Era una notizia attesa, ma fa lo stesso male. Intercontinental Exchange Inc. (ICE) ha annunciato oggi che non includerà gli Eurobond nel suo indice. “C’erano voci pro e contro tale decisione, ma nessun accordo”, ha spiegato una nota. A giugno c’era stato lo stesso esito di MSCI. Entrambi i provider finanziari considerano i bond dell’Unione Europea “emissioni sovranazionali”. ICE non ha voluto cambiare i criteri per definire un’emissione “sovrana”. Ne consegue che i titoli del debito emessi da Bruxelles restano considerati di altro tipo rispetto ai titoli di stato come Bund, Oat, BTp, Bonos, ecc.
Safe asset a metà
Cosa cambia di preciso per i cosiddetti Eurobond? In poche settimane, hanno visto sfumare la possibilità di essere trattati sui mercati alla pari delle emissioni nazionali. Anche se sono percepiti come “safe asset” e massimamente sicuri per via del rating tripla A, ancora oggi gli investitori pretendono rendimenti lungo la curva più alti rispetto a quelli tedeschi e persino francesi. La ragione è semplice: mercato poco liquido e futuro incerto.
Sappiamo che l’Unione Europea emetterà 750 miliardi di euro fino al 2026, così da finanziare il Next Generation EU varato nel 2020. Tuttavia, dopo quella data nessuno sa se ci saranno ulteriori emissioni e con quale frequenza. Di fatto, gli Eurobond restano nella percezione collettiva come titoli del debito sovranazionali, non garantiti da entrate fiscali, di scarsa entità e senza certezze riguardo al medio-lungo termine.

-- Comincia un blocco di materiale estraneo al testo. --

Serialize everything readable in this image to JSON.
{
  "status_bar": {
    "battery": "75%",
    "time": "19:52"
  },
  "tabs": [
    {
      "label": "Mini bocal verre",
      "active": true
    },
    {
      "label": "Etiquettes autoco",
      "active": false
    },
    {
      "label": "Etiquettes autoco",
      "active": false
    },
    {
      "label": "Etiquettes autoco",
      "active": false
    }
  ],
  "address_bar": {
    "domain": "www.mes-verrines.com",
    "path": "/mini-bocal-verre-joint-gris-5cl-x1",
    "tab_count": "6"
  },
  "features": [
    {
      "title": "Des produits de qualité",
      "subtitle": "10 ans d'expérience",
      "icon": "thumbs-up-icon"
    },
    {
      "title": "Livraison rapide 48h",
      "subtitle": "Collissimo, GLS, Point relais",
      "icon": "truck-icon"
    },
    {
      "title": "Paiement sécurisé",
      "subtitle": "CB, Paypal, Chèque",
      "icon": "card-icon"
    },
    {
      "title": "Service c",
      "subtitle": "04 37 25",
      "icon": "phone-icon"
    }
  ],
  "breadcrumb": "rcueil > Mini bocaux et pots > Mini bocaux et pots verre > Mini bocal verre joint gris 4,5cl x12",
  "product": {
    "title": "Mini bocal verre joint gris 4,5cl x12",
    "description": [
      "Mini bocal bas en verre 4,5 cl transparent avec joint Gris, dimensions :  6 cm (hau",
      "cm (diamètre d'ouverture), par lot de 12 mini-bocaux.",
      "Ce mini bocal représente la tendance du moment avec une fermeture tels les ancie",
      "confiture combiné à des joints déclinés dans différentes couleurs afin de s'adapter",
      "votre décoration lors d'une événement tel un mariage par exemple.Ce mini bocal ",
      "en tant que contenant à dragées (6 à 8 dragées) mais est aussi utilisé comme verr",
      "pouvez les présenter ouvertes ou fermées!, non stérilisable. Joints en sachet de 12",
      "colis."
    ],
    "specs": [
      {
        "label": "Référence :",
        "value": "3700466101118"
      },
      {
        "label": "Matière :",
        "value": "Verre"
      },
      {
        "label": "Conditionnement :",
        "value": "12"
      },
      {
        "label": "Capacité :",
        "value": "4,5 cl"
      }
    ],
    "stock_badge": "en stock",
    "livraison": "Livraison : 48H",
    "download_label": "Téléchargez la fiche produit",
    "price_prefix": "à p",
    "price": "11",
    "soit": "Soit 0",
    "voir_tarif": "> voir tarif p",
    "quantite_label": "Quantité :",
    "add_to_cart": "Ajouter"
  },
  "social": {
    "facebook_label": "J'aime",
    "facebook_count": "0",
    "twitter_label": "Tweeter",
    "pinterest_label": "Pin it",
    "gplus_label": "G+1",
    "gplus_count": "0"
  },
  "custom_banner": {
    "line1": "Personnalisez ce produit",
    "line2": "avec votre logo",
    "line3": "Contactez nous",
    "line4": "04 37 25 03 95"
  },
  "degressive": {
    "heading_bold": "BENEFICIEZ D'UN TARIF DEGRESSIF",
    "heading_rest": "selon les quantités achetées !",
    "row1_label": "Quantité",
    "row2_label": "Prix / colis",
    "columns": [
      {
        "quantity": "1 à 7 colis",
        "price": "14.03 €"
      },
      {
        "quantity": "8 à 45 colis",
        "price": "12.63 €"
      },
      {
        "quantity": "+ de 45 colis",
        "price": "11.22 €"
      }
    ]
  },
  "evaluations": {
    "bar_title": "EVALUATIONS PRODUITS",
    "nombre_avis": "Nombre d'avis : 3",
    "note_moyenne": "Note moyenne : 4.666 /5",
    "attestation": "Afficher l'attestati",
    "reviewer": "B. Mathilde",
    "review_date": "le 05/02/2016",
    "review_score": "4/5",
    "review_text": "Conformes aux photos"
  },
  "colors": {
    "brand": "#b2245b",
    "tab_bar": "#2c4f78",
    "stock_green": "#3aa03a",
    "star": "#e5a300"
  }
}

Ecco perché rendono più dei bond di Germania, Francia, ecc.
Eurobond perdono opportunità storica
La Banca Centrale Europea stessa da tempo sollecita le istituzioni comunitarie a dare vita a un “safe asset” nell’area, in quanto necessità avvertita dal mercato. La mancata inclusione degli Eurobond nell’indice ICE oggi e in quello MSCI a giugno, però, allontana ulteriormente la svolta. Basterebbe avere seguito il dibattito di questi mesi circa possibili emissioni comuni per la difesa per capire che non esiste alcun accordo politico sul punto.